Quella sera non ce ne fu bisogno, appena si chiuse la porta della sua camera alle spalle e vide davanti a sé la scrivania ancora ricolma di carte e volumi le venne subito in mente Costanza. Attese il tempo necessario perché un'ancella le sciogliesse la complessa acconciatura dei suoi capelli e l'aiutasse a liberarsi dello scomodo e rigido abito da festa e, appena l'ebbe congedata, si sedette allo scrittoio. Impugnò immediatamente il pennino, lo intinse nell'inchiostro e cominciò a scrivere. Era riuscita a scappare dalla cena giusto in tempo per evitare i saluti di buonanotte da parte degli ospiti evitando anche quelli meno consoni che Galeazzo di Tarsia le avrebbe sicuramente fatto. Voleva parlarne con qualcuno, non tanto perché avesse un qualche bisogno di sfogarsi ma perché aveva bisogno di un consiglio per come comportarsi: sicuramente, se ne avesse parlato con la duchessa lei sarebbe stata felice di aiutarla, ma parlare di che cosa stava succedendo alla corte di Ischia le pareva anche un modo per far sentire la giovane Costanza ancora in contatto con la sua cara patria.

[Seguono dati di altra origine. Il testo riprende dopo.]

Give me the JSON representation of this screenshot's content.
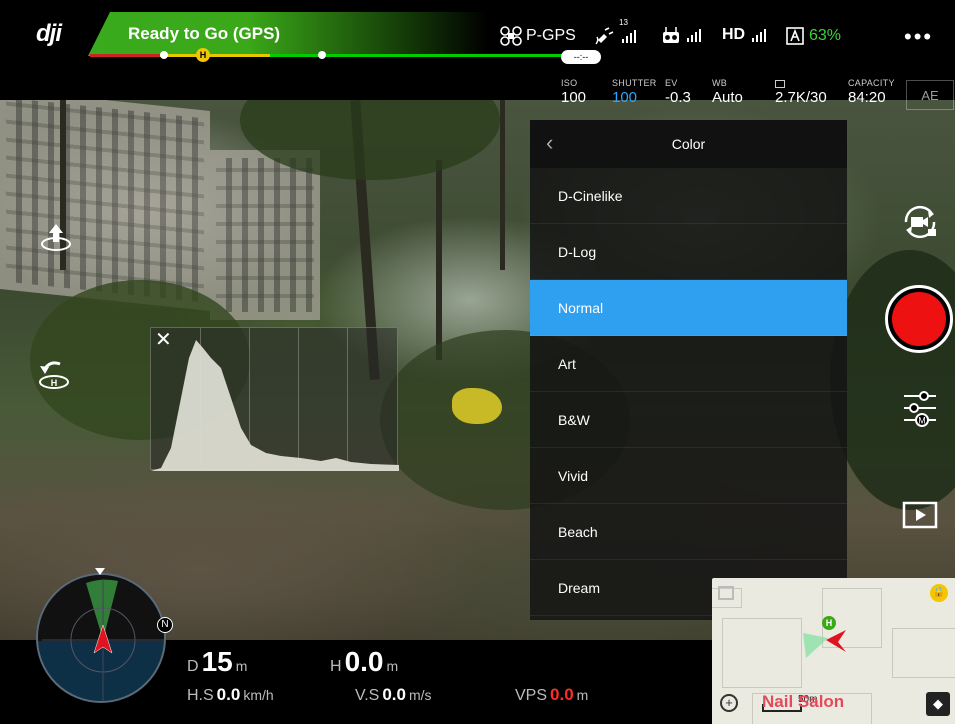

Così le scrisse raccontandole di quella sera, del modo garbato ma abbastanza strano con cui il principe di Belmonte si poneva nei suoi confronti, degli sguardi insistenti e anche di quella volta che lo aveva visto al suo matrimonio. Non glielo aveva mai raccontato, a dire la verità non l'aveva mai detto a nessuno, l'aveva sempre tenuto per sé ed era finita quasi per dimenticarsene, ma, adesso che lo rivedeva dopo anni, non riusciva a trattenersi dal chiedersi come avesse fatto a ricordarsi di lei dopo tutto questo tempo? L'aveva vista una volta e poi, per anni e anni, non si era più avvicinato ad Ischia, adesso che era tornato sembrava avere la stessa passione che Vittoria gli aveva visto negli occhi il giorno delle sue nozze. Non comprendeva come fosse possibile ma decise che non le sarebbe dovuto interessare.